攻撃的な相手が増えるブンデスリーガでは、これまでのようなボールを保持するサッカーを続けることは難しそうだ。ペーター・シュテーガー監督はさまざまなシステムで対応できるようになることをチームに求めている。ブンデスリーガ2部では4-4-2で試合に臨むことが多かったが、今後は中盤をコンパクトにするために4-2-3-1や4-1-4-1が使われるだろう。守備に偏りすぎて自陣に閉じこもることがないように、今後も攻撃的サッカーを目指す。

攻撃陣の選手層に不安

戦術的にはうまく試合を運べているが、攻撃陣には不安要素が残る。
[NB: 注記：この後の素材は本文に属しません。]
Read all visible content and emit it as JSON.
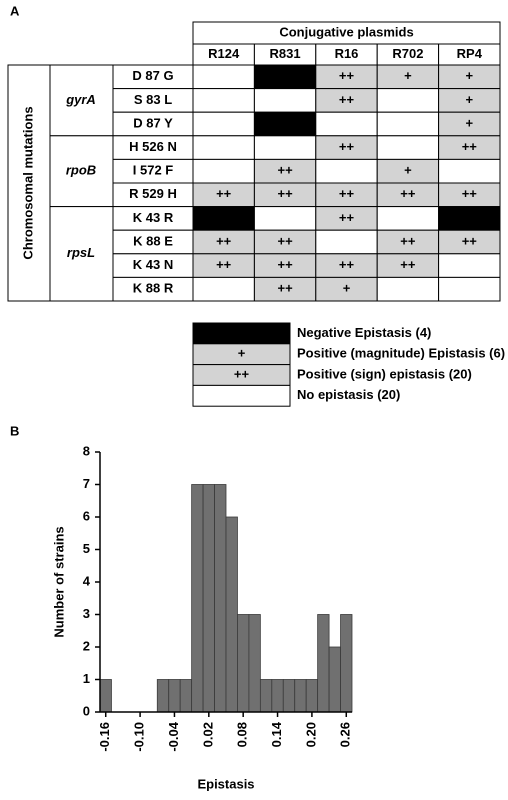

プレシーズンでは8試合で20得点を挙げているものの、そのうちの3試合はゴールがなかった。主力FWパトリック・ヘルメスはけがに悩まされている。期待の新加入ジモン・ツォラーはプレシーズンで1得点しか挙げておらず、ブンデスリーガ2部からブンデスリーガへの切り替えはもっと楽だと思っていたとはっきりと公言している。

若きルーキー

20歳のMFヤニック・ゲアハートは昨年、ケルン年間最優秀スポーツ選手に選ばれた。しかし後半戦では成果を挙げられずに先発落ち。今季プレシーズンでは再び調子を取り戻しており、先発復帰を狙う。ボールのキープ力があり、ゲームの流れを読み取る能力が高く、チームの中でも今後の活躍が期待されている。

大迫勇也

プレシーズンの勝者。ことし1月に鹿島アントラーズからブンデスリーガ2部のミュンヘン1860に移籍し、15試合に出場6得点3アシストの好成績を残した。W杯ブラジル大会では日本代表FWとして2試合に出場した後、ブンデスリーガに昇格したケルンへの移籍を果たした。チームに合流してまだ間もないが、持ち味を生かしたプレーでチームメートや監督からの期待を集めている。シュテーガー監督は「創造性豊かで知的な技術力のある選手で、ヘッドシュートのタイミングがいい」と評価する。トップ下での先発定着が濃厚だ。

長澤和輝

ことし1月に大卒からブンデスリーガという異例の道を歩み始めた長澤だが、シーズン終盤にはレギュラーに定着し今季も主力の1人として期待されていた。しかし7月8日、強化試合で左ひざ内側側副じん帯を損傷し、長期離脱している。けががなければ先発入りはほぼ確実と見られていただけに惜しい結果となったが、まずはしっかりと回復し、再度アピールしていくことが求められる。